Why don't Americans trust their government? It's not because they dislike individual programs like Medicare. It's more likely because they think the whole system is rigged. Or to put it in the economists' language, they believe the government has been captured by rent-seekers.

This is the disease that corrodes government at all times and in all places. As George F. Will wrote in a column in Sunday's Washington Post, as government grows, interest groups accumulate, seeking to capture its power and money.

Some of these rent-seeking groups are corporate types. Will notes that the federal government delivers sugar subsidies that benefit a few rich providers while imposing costs on millions of consumers.

Other rent-seeking groups are dispersed across the political spectrum. The tax code has been tweaked 4,428 times in the past 10 years, to the benefit of interests of left, right and center.

Others exercise their power transparently and democratically. As Will notes, in 2009, the net worth of households headed by senior citizens was 47 times the net worth of households led by people under 35. Yet seniors use their voting power to protect programs that redistribute even more money from the young to the old and affluent.

You would think that liberals would have a special incentive to root out rent-seeking. Yet this has not been a major priority. There is no Steve Jobs figure in American liberalism insisting that the designers keep government simple, elegant and user-friendly. Sailors scrub their ships. Farmers clear weeds. Democrats have not spent a lot of time scraping barnacles off the state.

Worse, in an attempt to match Republican rhetoric, Democratic politicians are perpetually soiling the name of government for the sake of short-term gain. How many times have you heard Democrats from Carter to Obama running against Washington, accusing it of being insular, shortsighted, corrupt and petty? If the surgeon himself thinks his tools are rancid, why shouldn't you?

In the past few weeks, the Obama administration has begun his presidential campaign by picking a series of small fights with the Republican-led House over things like recess appointments. These vicious squabbles may help Obama in the short term by making him look better than Republicans in Congress. But they will only further discredit Washington over the long run.

Life is unfair. Republican venality unintentionally reinforces the conservative argument that government is corrupt. Democratic venality undermines the Democratic argument that Washington can be trusted to do good.

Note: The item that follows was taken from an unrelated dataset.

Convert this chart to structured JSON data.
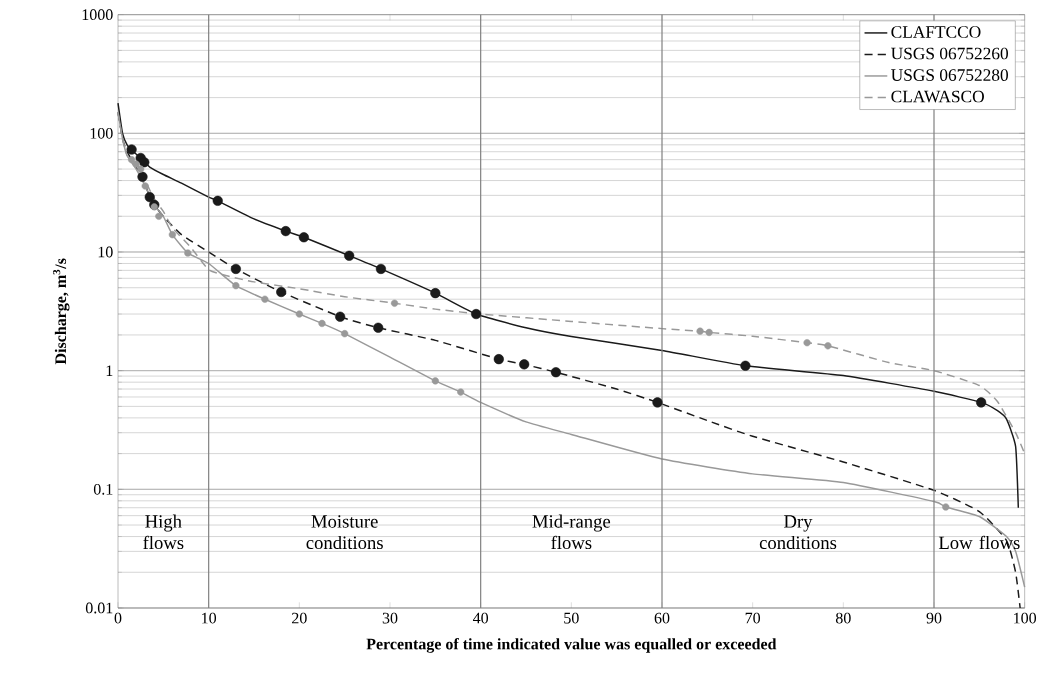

Liberalism has not expanded because it has not had a Martin Luther, a leader committed to stripping away the corruptions, complexities and indulgences that have grown up over the years.

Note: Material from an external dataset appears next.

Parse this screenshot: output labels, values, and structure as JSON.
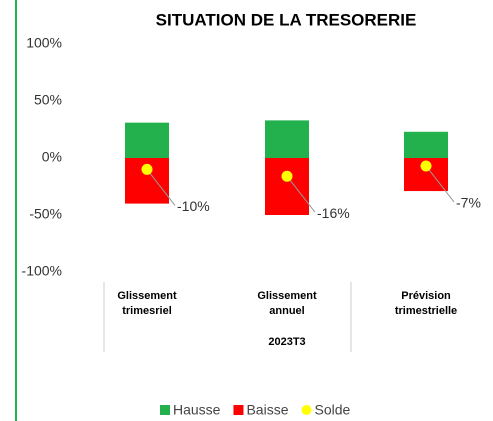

If you'll forgive some outside advice, President Obama might consider running for re-election as Luther. It's not enough to pick a series of small squabbles and then win as the least ugly man in the room. He might run as someone who believes in government but sees how much it needs to be cleansed and purified.

Make the tax code simple. Make job training simple. Make Medicare simple. Every week choose a rent-seeker to hold up for ridicule and renunciation. Change the Congressional rules. Simplify the legal thickets that undermine responsibility.

If Democrats can't restore Americans' trust in government, it really doesn't matter what problems they identify and what plans they propose. No one will believe in the instrument they rely on for solutions.